January 17 - South Korea's Kim Yu-Na (pictured), the favourite for the women’s figure skating at next month’s Winter Games in Vancouver, stands to win a $1 million (£615,000) golden bonus if she can break her own world record in winning Olympic gold.


The women’s figure skating promises to be one of the highlights of the Vancouver Games, as it pitches the host nation’s Joannie Rochette against Kim in a re-match of last year’s World Championships.

At 19, Kim is Korea’s biggest female sporting superstar, with several major endorsement contracts, including car manufacturer Hyundai, United States sportswear firm Nike, and the Kookmin Bank.

Kookmin is understood to have taken out an insurance policy late last year with a firm of brokers based in the City of London to underwrite the possibility that they will have to pay-out the skater’s bonus.

Kim has been based in Toronto since 2006, where she is coached by Brian Orser, twice the Olympic silver medallist.

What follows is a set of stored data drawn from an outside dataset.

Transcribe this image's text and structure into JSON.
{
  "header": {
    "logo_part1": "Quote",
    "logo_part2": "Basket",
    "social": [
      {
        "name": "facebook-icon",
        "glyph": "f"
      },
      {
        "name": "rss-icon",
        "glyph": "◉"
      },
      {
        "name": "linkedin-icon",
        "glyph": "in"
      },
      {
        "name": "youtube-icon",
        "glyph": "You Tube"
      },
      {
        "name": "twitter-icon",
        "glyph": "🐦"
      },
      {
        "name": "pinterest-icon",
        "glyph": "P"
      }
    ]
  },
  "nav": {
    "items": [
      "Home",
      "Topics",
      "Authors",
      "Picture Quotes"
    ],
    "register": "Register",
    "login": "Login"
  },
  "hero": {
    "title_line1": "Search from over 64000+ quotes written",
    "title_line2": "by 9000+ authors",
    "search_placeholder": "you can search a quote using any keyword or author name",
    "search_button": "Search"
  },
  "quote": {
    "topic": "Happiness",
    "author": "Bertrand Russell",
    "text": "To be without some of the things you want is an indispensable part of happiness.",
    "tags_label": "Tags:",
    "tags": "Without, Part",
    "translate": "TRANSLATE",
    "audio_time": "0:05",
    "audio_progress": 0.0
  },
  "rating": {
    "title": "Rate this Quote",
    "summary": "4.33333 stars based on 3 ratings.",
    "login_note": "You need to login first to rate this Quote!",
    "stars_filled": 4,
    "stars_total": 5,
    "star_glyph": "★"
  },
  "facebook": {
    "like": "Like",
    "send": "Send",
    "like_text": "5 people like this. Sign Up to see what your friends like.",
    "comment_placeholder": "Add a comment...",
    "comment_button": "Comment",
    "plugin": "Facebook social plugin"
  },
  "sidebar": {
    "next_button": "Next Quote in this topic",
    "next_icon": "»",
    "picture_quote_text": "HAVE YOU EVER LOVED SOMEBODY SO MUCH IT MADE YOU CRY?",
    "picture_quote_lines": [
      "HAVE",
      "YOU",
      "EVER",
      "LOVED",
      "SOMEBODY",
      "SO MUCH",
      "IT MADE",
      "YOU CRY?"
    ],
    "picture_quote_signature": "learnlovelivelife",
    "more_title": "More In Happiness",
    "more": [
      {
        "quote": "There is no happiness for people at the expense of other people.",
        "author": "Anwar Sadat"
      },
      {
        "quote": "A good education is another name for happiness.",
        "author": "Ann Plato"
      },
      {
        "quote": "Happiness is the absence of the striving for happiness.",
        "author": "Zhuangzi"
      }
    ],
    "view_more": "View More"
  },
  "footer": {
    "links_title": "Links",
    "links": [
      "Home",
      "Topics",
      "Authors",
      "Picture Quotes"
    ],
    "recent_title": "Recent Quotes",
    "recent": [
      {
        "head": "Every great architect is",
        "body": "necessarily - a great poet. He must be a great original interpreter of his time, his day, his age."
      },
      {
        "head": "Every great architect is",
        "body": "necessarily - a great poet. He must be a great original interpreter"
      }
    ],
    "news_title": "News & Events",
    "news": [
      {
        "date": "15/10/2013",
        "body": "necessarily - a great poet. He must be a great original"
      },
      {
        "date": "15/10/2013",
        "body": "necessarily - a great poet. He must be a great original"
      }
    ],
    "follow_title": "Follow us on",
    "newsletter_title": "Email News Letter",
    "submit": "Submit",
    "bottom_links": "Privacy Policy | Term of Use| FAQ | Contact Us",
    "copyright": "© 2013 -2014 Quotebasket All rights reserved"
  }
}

She was too young to compete at the Turin Winter Olympics four years ago, but has featured on the podium at the last three world championships.

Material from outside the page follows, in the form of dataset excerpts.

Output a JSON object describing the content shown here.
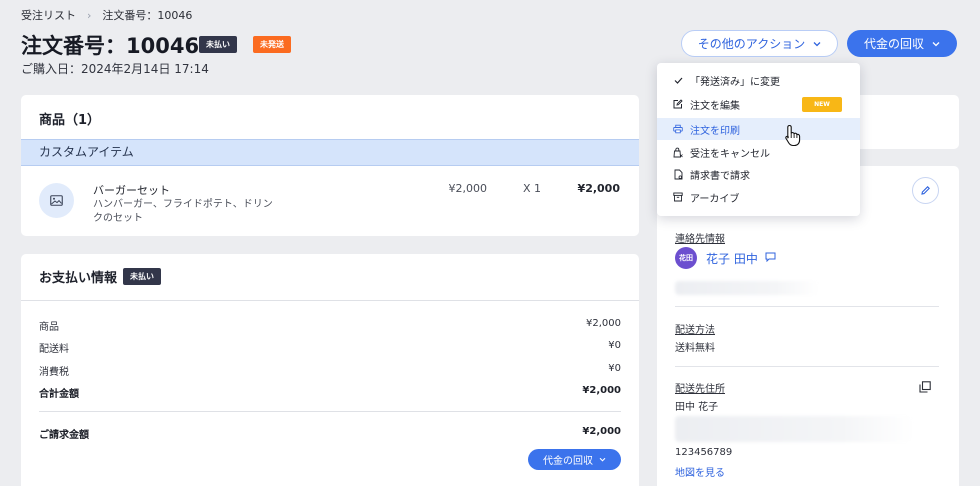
{
  "breadcrumb": {
    "parent": "受注リスト",
    "separator": "›",
    "current": "注文番号：10046"
  },
  "order": {
    "title": "注文番号：10046",
    "payment_badge": "未払い",
    "shipping_badge": "未発送",
    "purchase_date": "ご購入日：2024年2月14日 17:14"
  },
  "actions": {
    "more_label": "その他のアクション",
    "collect_label": "代金の回収"
  },
  "dropdown": {
    "items": [
      {
        "label": "「発送済み」に変更",
        "icon": "check-icon"
      },
      {
        "label": "注文を編集",
        "icon": "edit-icon",
        "badge": "NEW"
      },
      {
        "label": "注文を印刷",
        "icon": "printer-icon"
      },
      {
        "label": "受注をキャンセル",
        "icon": "cancel-bag-icon"
      },
      {
        "label": "請求書で請求",
        "icon": "invoice-icon"
      },
      {
        "label": "アーカイブ",
        "icon": "archive-icon"
      }
    ]
  },
  "products": {
    "heading": "商品（1）",
    "section_label": "カスタムアイテム",
    "items": [
      {
        "name": "バーガーセット",
        "description": "ハンバーガー、フライドポテト、ドリンクのセット",
        "price": "¥2,000",
        "qty": "X 1",
        "total": "¥2,000"
      }
    ]
  },
  "payment": {
    "heading": "お支払い情報",
    "badge": "未払い",
    "rows": [
      {
        "label": "商品",
        "value": "¥2,000"
      },
      {
        "label": "配送料",
        "value": "¥0"
      },
      {
        "label": "消費税",
        "value": "¥0"
      },
      {
        "label": "合計金額",
        "value": "¥2,000"
      }
    ],
    "billed": {
      "label": "ご請求金額",
      "value": "¥2,000"
    },
    "collect_label": "代金の回収"
  },
  "customer": {
    "contact_label": "連絡先情報",
    "avatar_text": "花田",
    "name": "花子 田中",
    "shipping_method_label": "配送方法",
    "shipping_method": "送料無料",
    "address_label": "配送先住所",
    "address_name": "田中 花子",
    "phone": "123456789",
    "map_link": "地図を見る"
  },
  "colors": {
    "accent": "#3b73ec",
    "badge_dark": "#32364a",
    "badge_orange": "#fb6b20",
    "new_badge": "#f8b716"
  }
}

In Los Angeles last March, Kim’s combined score was a world record 207.71 points to seal her first world title.

No woman had previously scored 200 points.

Her performances, including a world record score in the short programme, drew standing ovations from the spectators at the Staples Center in Los Angeles, with pundits comparing her impact on the sport to Torvill and Dean or Katarina Witt.

Kim finished the competition more than 16 points ahead of Rochette and more than 17 points ahead of the 2007 world champion Miki Ando, of Japan, who edged her teammate and former world number one, Mao Asada.

Kim did lose one competition in the 2008-2009 winter season, being beaten by Asada in front of a Korean home crowd in an International Skating Union grand prix.

With Asada hoping to be injury-free in Vancouver, Kim’s hopes of landing the gold medal and million-dollar bonus may depend on her landing two triple axels in the same programme, as she did in Los Angeles, a unique feature of her performance.